Not easily can we now realise the extraordinary step forward made in thought when the anticipation was thrown out of spiritual life going on beyond death (“would I wait”), retaining intellectual potency in that region otherwise dark and void to the human imagination (“I would answer Thee”). From both the human side and the Divine the poet has advanced a magnificent intuition, a springing arch into which he is unable to fit the keystone-the spiritual body; for He only could do this who long afterwards came to be Himself the Resurrection and the Life.
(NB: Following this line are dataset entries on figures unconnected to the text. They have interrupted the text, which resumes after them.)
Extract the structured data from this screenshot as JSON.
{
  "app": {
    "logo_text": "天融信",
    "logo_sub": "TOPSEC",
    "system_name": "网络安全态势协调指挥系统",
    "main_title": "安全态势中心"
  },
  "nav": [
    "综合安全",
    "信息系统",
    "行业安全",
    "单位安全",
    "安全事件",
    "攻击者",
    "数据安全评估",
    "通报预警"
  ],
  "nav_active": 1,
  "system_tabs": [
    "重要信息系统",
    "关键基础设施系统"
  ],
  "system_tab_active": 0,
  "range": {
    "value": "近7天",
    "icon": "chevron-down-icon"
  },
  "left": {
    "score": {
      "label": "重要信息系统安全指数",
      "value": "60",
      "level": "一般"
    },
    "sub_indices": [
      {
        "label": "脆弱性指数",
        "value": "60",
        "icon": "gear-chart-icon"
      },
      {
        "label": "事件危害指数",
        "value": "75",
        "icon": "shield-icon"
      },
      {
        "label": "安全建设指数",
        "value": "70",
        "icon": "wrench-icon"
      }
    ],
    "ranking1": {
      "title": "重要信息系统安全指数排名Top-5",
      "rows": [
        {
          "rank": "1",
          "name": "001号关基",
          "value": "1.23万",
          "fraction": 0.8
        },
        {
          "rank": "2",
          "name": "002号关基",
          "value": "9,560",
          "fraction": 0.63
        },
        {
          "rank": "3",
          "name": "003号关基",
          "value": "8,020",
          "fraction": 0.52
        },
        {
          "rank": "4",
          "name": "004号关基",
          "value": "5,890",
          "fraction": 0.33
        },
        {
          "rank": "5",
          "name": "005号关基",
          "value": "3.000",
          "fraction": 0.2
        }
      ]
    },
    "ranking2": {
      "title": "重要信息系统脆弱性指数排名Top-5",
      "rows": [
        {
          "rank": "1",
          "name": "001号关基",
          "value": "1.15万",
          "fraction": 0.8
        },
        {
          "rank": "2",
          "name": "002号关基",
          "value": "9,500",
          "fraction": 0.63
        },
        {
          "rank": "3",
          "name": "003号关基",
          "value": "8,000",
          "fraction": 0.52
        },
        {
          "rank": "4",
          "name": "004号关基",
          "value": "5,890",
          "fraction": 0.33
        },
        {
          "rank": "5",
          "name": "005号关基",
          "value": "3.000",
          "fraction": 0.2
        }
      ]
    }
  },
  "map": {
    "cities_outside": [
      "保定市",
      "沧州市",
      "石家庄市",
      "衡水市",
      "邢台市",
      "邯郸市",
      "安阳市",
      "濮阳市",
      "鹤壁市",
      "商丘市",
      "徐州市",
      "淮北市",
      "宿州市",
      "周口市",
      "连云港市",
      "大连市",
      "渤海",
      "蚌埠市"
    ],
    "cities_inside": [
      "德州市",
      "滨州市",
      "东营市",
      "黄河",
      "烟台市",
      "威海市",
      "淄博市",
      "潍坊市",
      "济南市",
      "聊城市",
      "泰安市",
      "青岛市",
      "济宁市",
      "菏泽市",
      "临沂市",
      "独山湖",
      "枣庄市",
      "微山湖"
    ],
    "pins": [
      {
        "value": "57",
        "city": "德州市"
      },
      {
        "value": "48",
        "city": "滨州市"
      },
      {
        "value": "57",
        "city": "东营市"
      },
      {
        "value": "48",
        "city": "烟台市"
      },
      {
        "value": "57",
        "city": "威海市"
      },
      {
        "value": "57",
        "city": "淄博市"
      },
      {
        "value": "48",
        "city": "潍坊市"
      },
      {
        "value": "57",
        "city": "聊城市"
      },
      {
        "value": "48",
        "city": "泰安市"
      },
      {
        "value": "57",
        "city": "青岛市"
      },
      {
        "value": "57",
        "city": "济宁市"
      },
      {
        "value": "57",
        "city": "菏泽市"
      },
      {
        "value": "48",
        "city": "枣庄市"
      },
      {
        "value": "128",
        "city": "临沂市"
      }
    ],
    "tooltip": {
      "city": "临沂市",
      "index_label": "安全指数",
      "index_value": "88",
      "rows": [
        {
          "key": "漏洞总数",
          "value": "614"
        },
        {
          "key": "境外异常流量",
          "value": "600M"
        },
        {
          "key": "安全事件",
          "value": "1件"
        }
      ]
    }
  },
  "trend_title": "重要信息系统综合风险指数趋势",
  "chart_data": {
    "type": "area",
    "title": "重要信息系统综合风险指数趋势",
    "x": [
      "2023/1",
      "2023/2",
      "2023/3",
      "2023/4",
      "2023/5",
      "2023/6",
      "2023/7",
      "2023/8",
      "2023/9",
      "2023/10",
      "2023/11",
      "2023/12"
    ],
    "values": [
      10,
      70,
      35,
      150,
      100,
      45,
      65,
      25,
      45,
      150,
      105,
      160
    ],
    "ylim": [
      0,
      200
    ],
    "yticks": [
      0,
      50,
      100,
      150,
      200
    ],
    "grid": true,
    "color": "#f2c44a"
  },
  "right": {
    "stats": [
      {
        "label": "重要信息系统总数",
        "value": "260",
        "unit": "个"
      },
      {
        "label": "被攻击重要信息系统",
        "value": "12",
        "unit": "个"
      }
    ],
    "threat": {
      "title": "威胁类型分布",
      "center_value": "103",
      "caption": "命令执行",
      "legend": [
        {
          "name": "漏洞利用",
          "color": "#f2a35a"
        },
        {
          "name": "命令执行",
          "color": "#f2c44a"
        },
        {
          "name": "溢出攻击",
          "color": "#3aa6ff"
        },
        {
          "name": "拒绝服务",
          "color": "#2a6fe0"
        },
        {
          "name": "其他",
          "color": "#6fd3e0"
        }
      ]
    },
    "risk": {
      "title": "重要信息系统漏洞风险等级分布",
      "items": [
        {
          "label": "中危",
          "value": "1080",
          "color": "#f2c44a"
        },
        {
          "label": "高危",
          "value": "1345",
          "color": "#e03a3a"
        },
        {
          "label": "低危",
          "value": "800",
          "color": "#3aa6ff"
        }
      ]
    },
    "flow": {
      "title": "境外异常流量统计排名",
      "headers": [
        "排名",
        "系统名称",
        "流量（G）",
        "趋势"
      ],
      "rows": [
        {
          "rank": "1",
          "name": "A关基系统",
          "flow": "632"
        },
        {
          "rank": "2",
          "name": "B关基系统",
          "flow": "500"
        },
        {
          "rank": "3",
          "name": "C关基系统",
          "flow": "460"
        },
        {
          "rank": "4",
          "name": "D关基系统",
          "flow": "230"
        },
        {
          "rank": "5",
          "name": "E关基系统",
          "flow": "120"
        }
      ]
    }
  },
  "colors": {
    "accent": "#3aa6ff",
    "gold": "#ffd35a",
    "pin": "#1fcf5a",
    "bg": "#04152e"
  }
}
But when this poem of Job had been given to the world a new thought was implanted in the soul of the race, a new hope that should fight against the darkness of Sheol till that morning when the sunrise fell upon an empty sepulchre, and one standing in the light asked of sorrowful men, Why seek ye the living among the dead?
“Thou wouldst have a desire to the work of Thy hands.” What a philosophy of Divine care underlies the words! They come with a force Job seems hardly to realise. Is there a High One who makes men in His own image, capable of fine achievement, and then casts them away in discontent or loathing? The voice of the poet rings in a passionate key because he rises tea thought practically new to the human mind. He has broken through barriers both of faith and doubt into the light of his hope and stands trembling on the verge of another world. “One must have had a keen perception of the profound relation between the creature and his Maker in the past to be able to give utterance to such an imaginative expectation respecting the future.”
But the wrath of God still appears to rest upon Jobs life; still He seems to keep in reserve, sealed up, unrevealed, some record of transgressions for which He has condemned His servant. From the height of hope Job falls away into an abject sense of the decay and misery to which man is brought by the continued rigour of Eloahs examination. As with shocks of earthquake mountains are broken, and waters by constant flowing wash down the soil and the plants rooted in it, so human life is wasted by the Divine severity. In the world the children whom a man loved are exalted or brought low, but he knows nothing of it. His flesh corrupts in the grave and his soul in Sheol languishes.
“Thou destroyest the hope of man.
Thou ever prevailest against him and he passeth
Thou changest his countenance and sendest him away.”
The real is at this point so grim and insistent as to shut off the ideal and confine thought again to its own range. The energy of the prophetic mind is overborne, and unintelligible fact surrounds and presses hard the struggling personality.